Listen to Your Heart (You Knees, Your Spine…..)

knees 2Monday night at kickboxing, we did lots of squats and lunges, really giving my knee a workout.  It’s pushing back.  The discomfort is coming from the tissue around the joint more than from inside it; so, I don’t think I did any damage – I just irritated the thing.  But, just in case, I’ve worn my brace for three days and used modified techniques during Wednesday’s class. My knee is complaining and I’m listening to it.

When I talked about first going back to kickboxing class I gave this advice:

  1. talk to your doctor to make sure your body can handle it – seriously, a heart attack on the treadmill is just a buzzkill for everybody,
  2. consult a professional (a certified personal trainer, if possible) and ask for their help in developing a program that works for you,
  3. DO SOMETHING YOU ENJOY! If you hate it or just tolerate it, you’ll never stick with it.

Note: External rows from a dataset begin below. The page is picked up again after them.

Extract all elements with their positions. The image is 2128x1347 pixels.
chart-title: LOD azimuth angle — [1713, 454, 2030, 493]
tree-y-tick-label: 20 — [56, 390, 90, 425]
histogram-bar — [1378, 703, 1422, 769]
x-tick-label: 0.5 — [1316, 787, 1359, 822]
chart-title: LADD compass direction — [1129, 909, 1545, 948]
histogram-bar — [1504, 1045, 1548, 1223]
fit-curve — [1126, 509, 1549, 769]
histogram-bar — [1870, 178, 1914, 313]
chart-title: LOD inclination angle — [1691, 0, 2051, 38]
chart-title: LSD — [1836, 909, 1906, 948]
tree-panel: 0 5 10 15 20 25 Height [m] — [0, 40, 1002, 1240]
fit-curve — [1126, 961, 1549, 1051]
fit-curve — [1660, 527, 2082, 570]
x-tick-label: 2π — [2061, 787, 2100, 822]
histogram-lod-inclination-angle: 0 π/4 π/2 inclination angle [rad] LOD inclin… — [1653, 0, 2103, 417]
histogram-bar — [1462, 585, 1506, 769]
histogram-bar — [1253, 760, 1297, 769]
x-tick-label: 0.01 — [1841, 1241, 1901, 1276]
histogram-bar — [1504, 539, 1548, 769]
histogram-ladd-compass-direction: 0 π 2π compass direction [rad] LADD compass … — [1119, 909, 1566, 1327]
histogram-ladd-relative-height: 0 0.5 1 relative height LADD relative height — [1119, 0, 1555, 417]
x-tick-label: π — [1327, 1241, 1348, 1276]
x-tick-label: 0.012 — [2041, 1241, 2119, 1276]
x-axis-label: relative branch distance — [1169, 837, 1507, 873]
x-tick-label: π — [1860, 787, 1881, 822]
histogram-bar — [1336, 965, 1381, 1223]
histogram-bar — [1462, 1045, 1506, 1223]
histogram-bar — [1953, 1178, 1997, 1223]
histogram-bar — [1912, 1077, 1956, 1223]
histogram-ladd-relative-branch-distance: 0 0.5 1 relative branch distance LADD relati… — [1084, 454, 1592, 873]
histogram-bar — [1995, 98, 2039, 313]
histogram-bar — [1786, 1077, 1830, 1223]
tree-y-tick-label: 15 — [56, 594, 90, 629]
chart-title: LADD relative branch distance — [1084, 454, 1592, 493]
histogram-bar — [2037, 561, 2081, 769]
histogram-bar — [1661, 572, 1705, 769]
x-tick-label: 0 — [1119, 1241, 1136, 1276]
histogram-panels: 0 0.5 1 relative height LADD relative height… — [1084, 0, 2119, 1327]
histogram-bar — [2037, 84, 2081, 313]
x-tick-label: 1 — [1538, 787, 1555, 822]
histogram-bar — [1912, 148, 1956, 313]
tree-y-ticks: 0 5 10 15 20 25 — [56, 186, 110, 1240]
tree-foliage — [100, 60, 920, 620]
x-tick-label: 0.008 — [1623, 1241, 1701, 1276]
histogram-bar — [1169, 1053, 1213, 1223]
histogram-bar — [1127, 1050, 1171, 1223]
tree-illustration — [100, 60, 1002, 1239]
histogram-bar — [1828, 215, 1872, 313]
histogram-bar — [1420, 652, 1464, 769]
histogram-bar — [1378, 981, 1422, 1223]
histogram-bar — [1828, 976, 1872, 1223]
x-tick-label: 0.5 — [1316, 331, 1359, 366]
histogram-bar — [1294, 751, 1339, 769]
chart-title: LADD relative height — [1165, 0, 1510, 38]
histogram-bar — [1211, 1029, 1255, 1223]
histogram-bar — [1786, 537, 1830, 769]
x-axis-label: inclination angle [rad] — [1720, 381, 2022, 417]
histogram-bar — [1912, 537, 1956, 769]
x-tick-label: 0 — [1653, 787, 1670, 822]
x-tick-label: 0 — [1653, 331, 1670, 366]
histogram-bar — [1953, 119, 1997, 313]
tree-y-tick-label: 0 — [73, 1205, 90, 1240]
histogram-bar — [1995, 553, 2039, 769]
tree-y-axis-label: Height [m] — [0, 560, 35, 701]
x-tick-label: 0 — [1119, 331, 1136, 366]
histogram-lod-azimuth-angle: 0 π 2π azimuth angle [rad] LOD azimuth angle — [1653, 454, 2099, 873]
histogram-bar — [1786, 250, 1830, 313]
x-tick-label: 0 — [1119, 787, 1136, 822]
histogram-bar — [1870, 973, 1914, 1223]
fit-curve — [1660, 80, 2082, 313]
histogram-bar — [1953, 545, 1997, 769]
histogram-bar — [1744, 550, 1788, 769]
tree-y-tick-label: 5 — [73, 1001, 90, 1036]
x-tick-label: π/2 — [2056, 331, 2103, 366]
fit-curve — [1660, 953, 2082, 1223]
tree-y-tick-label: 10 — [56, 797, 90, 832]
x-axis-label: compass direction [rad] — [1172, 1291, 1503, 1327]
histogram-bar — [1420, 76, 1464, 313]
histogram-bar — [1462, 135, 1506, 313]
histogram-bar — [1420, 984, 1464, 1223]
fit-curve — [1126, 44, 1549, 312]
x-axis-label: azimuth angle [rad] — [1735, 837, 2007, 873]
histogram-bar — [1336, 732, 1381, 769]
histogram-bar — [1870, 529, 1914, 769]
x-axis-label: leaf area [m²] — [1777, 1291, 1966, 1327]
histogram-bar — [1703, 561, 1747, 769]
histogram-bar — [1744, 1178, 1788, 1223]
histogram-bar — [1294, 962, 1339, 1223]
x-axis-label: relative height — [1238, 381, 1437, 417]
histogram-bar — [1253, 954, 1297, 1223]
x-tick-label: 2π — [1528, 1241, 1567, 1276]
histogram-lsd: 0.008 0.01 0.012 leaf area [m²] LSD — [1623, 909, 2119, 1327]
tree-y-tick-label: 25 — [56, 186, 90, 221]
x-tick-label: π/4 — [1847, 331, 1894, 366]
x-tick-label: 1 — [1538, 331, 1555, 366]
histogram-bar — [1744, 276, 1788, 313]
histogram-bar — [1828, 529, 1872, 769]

Let me add to that: 4. listen to your body.

Now, when I say that, I mean listen to REAL complaints, not those whiny ones we make up to avoid doing crunches when we’d rather be climbing into a bag of jalapeno potato chips.  (Potential TMI warning) When I set out for a long walk or run, I always empty my bladder first (never pass up an opportunity to use the restroom – life wisdom there at no extra charge).  Regardless, about five minutes into my adventure, my bladder sends out distress signals a la Titanic.  “Return to port! Return to port! Leak detected in the hold!”  Pssst!  Guess what.  My bladder is lying to me.

Often when I start a workout, I begin to feel very tired and I start to think that there’s no way I can finish it; so, I should just lie down right now.  Again, my body is lying to me.

I have to watch closely to discern truth from falsehood: to know when a muscle says, “I’m tired” and it’s really saying’ “I want to watch cartoons.”  Or when it’s really saying, “I’m about to pull, tear or otherwise jack up your world.”

I’m fairly new to all of this fitness stuff – just a couple of years old, really; so, I’m still learning to differentiate the signals. Given the spontaneous injuries professional athletes suffer, I’m not sure that anyone can ever completely do it.  However, to avoid injury and lose the ground we’ve gained, we’ve got to tune in and at least give it an honest try.